Line 41: In both cohorts, involved organs and metastases at each location decreased. ” Is it correctly In both cohorts, involved THE NUMBER OF organs and metastases at each location decreased.

Thank you for the suggestion, we modified the sentence.

LINE 45: No new safety signals were reported. It is not clear what this means, I recommend to described shortly.

We better described the safety analysis in the results section. Due to word limitation, we cannot add further details in the abstract.

Introduction: Lines 54-53: The numbers are not written consistently

We modified the numbers

Figure 1. Is it correct that there is inconsistency between Cohort A and B and site of progression. As far as I understand correctly Cohort A has a better prognosis, despite this the % of nodal metastasis is present only in Cohort A. I can see similar inconsistency between the number of organs involved between the two groups, or the description of Figure 1 is incomplete.

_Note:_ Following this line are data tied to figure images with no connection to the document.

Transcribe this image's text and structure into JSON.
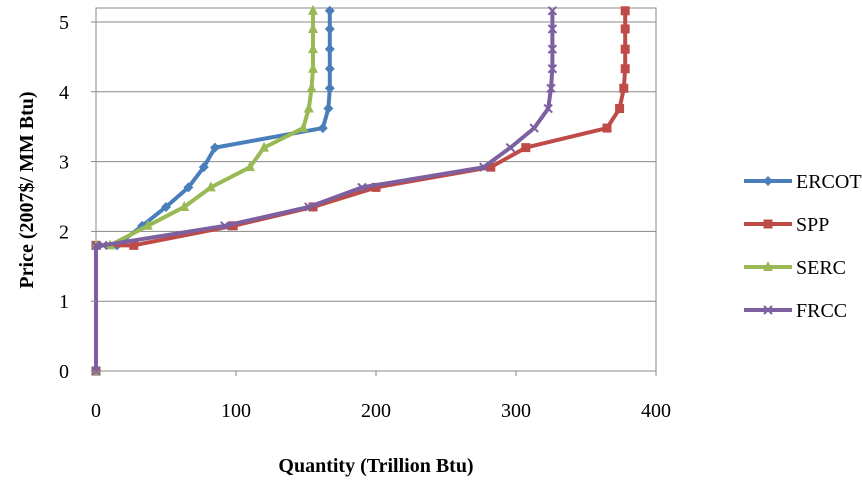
{
  "chart_data": {
    "type": "line",
    "title": "",
    "xlabel": "Quantity (Trillion Btu)",
    "ylabel": "Price (2007$/ MM Btu)",
    "xlim": [
      0,
      400
    ],
    "ylim": [
      0,
      5.2
    ],
    "x_ticks": [
      0,
      100,
      200,
      300,
      400
    ],
    "y_ticks": [
      0,
      1,
      2,
      3,
      4,
      5
    ],
    "grid": "horizontal",
    "legend_position": "right",
    "series": [
      {
        "name": "ERCOT",
        "color": "#4a7ebb",
        "marker": "diamond",
        "points": [
          [
            0,
            0
          ],
          [
            0,
            1.8
          ],
          [
            15,
            1.8
          ],
          [
            33,
            2.08
          ],
          [
            50,
            2.35
          ],
          [
            66,
            2.63
          ],
          [
            77,
            2.92
          ],
          [
            85,
            3.2
          ],
          [
            162,
            3.48
          ],
          [
            166,
            3.76
          ],
          [
            167,
            4.05
          ],
          [
            167,
            4.33
          ],
          [
            167,
            4.61
          ],
          [
            167,
            4.9
          ],
          [
            167,
            5.16
          ]
        ]
      },
      {
        "name": "SPP",
        "color": "#be4b48",
        "marker": "square",
        "points": [
          [
            0,
            0
          ],
          [
            0,
            1.8
          ],
          [
            27,
            1.8
          ],
          [
            98,
            2.08
          ],
          [
            155,
            2.35
          ],
          [
            200,
            2.63
          ],
          [
            282,
            2.92
          ],
          [
            307,
            3.2
          ],
          [
            365,
            3.48
          ],
          [
            374,
            3.76
          ],
          [
            377,
            4.05
          ],
          [
            378,
            4.33
          ],
          [
            378,
            4.61
          ],
          [
            378,
            4.9
          ],
          [
            378,
            5.16
          ]
        ]
      },
      {
        "name": "SERC",
        "color": "#98b954",
        "marker": "triangle",
        "points": [
          [
            0,
            0
          ],
          [
            0,
            1.8
          ],
          [
            10,
            1.8
          ],
          [
            37,
            2.08
          ],
          [
            63,
            2.35
          ],
          [
            82,
            2.63
          ],
          [
            110,
            2.92
          ],
          [
            120,
            3.2
          ],
          [
            148,
            3.48
          ],
          [
            152,
            3.76
          ],
          [
            154,
            4.05
          ],
          [
            155,
            4.33
          ],
          [
            155,
            4.61
          ],
          [
            155,
            4.9
          ],
          [
            155,
            5.16
          ]
        ]
      },
      {
        "name": "FRCC",
        "color": "#7d60a0",
        "marker": "x",
        "points": [
          [
            0,
            0
          ],
          [
            0,
            1.8
          ],
          [
            5,
            1.8
          ],
          [
            92,
            2.08
          ],
          [
            152,
            2.35
          ],
          [
            190,
            2.63
          ],
          [
            277,
            2.92
          ],
          [
            296,
            3.2
          ],
          [
            313,
            3.48
          ],
          [
            323,
            3.76
          ],
          [
            325,
            4.05
          ],
          [
            326,
            4.33
          ],
          [
            326,
            4.61
          ],
          [
            326,
            4.9
          ],
          [
            326,
            5.16
          ]
        ]
      }
    ]
  }
}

It is true that by looking at figures a, b, d, and e it would appear that cohort A had a worse prognosis, but for these patients it is necessary to evaluate figures c and f since the greatest impact on prognosis is due to the disease burden and the number of organs involved. We added some details to better explain the figure.

References :

Some important references are missing:

Kim CG, Kim M, Hwang J, Kim ST, Jung M, Kim KH, Kim KH, Chang JS, Koom WS, Roh MR, Chung KY, Kim TM, Kim SK, LeeJ, Shin SJ. First-line pembrolizumab versus dabrafenib/trametinib treatment for BRAF V600-mutantadvanced melanoma. J Am Acad Dermatol. 2022 Nov;87(5):989-996. doi: 10.1016/j.jaad.2022.07.057. Epub 2022 Sep 6. PMID:36068115

Orlova KV, et al. Real-World Experience with Targeted Therapyin BRAF Mutant Advanced Melanoma Patients: Results from a Multicenter Retrospective Observational Study Advanced Melanoma in Russia (Experience) (ADMIRE).

We added the paper by Orlova et al. Thank you for this suggestion.